I just slept 3 hours, and I should wake up in less than four, but I’m not able to sleep, as I’m thinking more and more about tonight’s council.
I think I owe everybody a public apology about my harsh lines, and in particular to Mike (KingTaco), as I attacked him a bit (although I still don’t like that behaviour and I’ll explain now why).
Even last night, there was little proceeding in what we’re doing, we’ll wait for Stephen to come back with the EAPI=1 documentation (hopefully) and to provide an actual QA project (hopefully); Brian will write the Reply-To documentation this weekend (hopefully), and Infra will document how not to be bitten by SPF before next council (hopefully). The only point we discussed that didn’t result in an hope, is also the one that Mike considered not our business and rather a Trustees issue.
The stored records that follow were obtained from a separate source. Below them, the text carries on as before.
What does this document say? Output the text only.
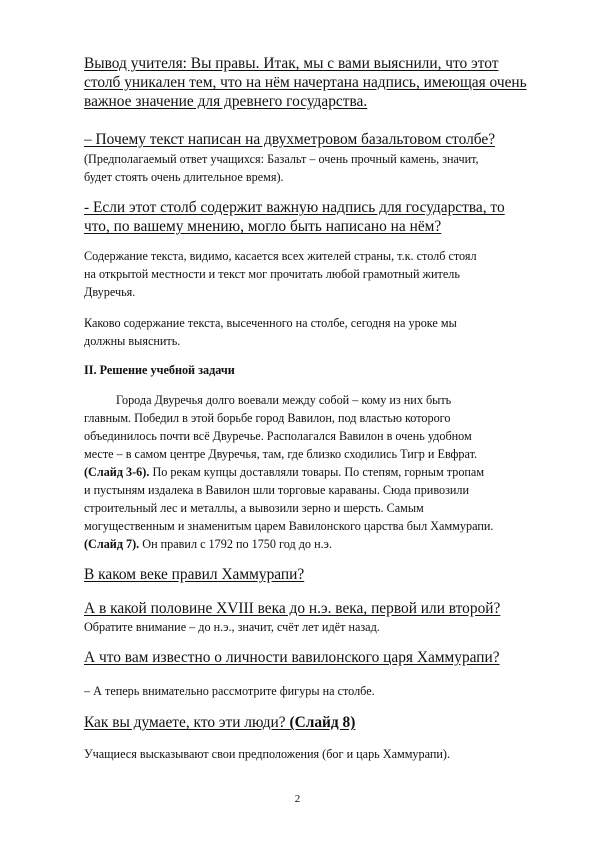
Вывод учителя: Вы правы. Итак, мы с вами выяснили, что этот
столб уникален тем, что на нём начертана надпись, имеющая очень
важное значение для древнего государства.
– Почему текст написан на двухметровом базальтовом столбе?
(Предполагаемый ответ учащихся: Базальт – очень прочный камень, значит,
будет стоять очень длительное время).
- Если этот столб содержит важную надпись для государства, то
что, по вашему мнению, могло быть написано на нём?
Содержание текста, видимо, касается всех жителей страны, т.к. столб стоял
на открытой местности и текст мог прочитать любой грамотный житель
Двуречья.
Каково содержание текста, высеченного на столбе, сегодня на уроке мы
должны выяснить.
II. Решение учебной задачи
Города Двуречья долго воевали между собой – кому из них быть
главным. Победил в этой борьбе город Вавилон, под властью которого
объединилось почти всё Двуречье. Располагался Вавилон в очень удобном
месте – в самом центре Двуречья, там, где близко сходились Тигр и Евфрат.
(Слайд 3-6). По рекам купцы доставляли товары. По степям, горным тропам
и пустыням издалека в Вавилон шли торговые караваны. Сюда привозили
строительный лес и металлы, а вывозили зерно и шерсть. Самым
могущественным и знаменитым царем Вавилонского царства был Хаммурапи.
(Слайд 7). Он правил с 1792 по 1750 год до н.э.
В каком веке правил Хаммурапи?
А в какой половине XVIII века до н.э. века, первой или второй?
Обратите внимание – до н.э., значит, счёт лет идёт назад.
А что вам известно о личности вавилонского царя Хаммурапи?
– А теперь внимательно рассмотрите фигуры на столбе.
Как вы думаете, кто эти люди? (Слайд 8)
Учащиеся высказывают свои предположения (бог и царь Хаммурапи).
2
First of all, I want to say I wasn’t trying to deprive of authority the Trustees, at all; I was assuming that the previous Trustees handed the open issues to the new ones, but it seems at least this one was forgotten (even if I asked for this last year in gentoo-core before mailing it directly to Trustees)… I still don’t think it was a difficult decision to take (and this is demonstrated by the Trustees taking a decision about it in a flash), and that’s why I was expecting after an year and a half that either they decided or they weren’t caring (seems like previous Trustees didn’t care).
On the matter of it being council business or not, I still think that if Trustees failed at address the issue, it would still enter in the definition: « The elected Gentoo Council decides on global issues and policies that affect multiple projects in Gentoo. ». This was a global issue, because bad PR would be bad for Gentoo as a whole (as Mike said, we already have lot of it, why adding more?); maybe it didn’t involve so many of the projects; somehow it involved none, as the pages seemed to be unmaintained to start with, which would, in my opinion, leave it up to the highest technical body: the council.
But this is over now, Trustees handled it quickly, and talking with Grant I now know that anything that was submitted previously has to be considered not handed over and thus needs re-submission, unless otherwise stated. (I also hope next Trustees change will be less painful on this matter).
So, returning to the topic of this blog, what am I afraid of about the council? I’m afraid that fellow developers are seeing it more and more like an empty body unable to enact anything, my own words that can be found on the log («let’s start with the easy one» or something to that effect, my memory fails me) can tell you why I brought the icons affair to the council’s attention: it was an easy task to show being enacted, so that we could at least try to do some impression; I know it’s quite vague, but psychologically it couldn’t but do good. Unfortunately, we failed at it.
Why do I have this fear? Well in three months, there was no GLEP presented in front of the council; we listened to a lot of status reports, but that’s hardly something that needs a council to be done; the two matters that were brought to council attentions last month (SPF and Reply-To mangling) are still to be considered not addressed, although they didn’t require any behaviour change (as we decided to accept both things as were provided), the relative documentation is still missing (with more or less reason, of Brian we know the problem – being that rare thing called Real Life – but we know nothing about the status of the SPF documentation from Infra, at least Robin provided on the bug some more information for mutt users, maybe the best course of action would be to find someone else to update the documentation?).
As I said at the end of the meeting, I’m not sure if I still want to be part of this bureaucracy, even if I am here by choice of others, because it’s not driving us anywhere… but I’m not sure I will resign from the position, first because I consider the words of one of the rare Italian politicians I consider worth a vote, who said that things has to be changed from the inside, even if you don’t like the place you has to get into, or it’s a coup; second because I couldn’t see much in the Council GLEP regarding what would happen if a member resigns, I can only see notes about slackers and the boot, yet another thing that has to be extended, mind you.
Maybe, a good course of action would be to ask some more trustees o be present on the Council’s meetings to address the concerns about who’s responsible for what on the spot, although that would bring us to square one if it’s not a legal matter but not even a technical one.. who should take care of that then?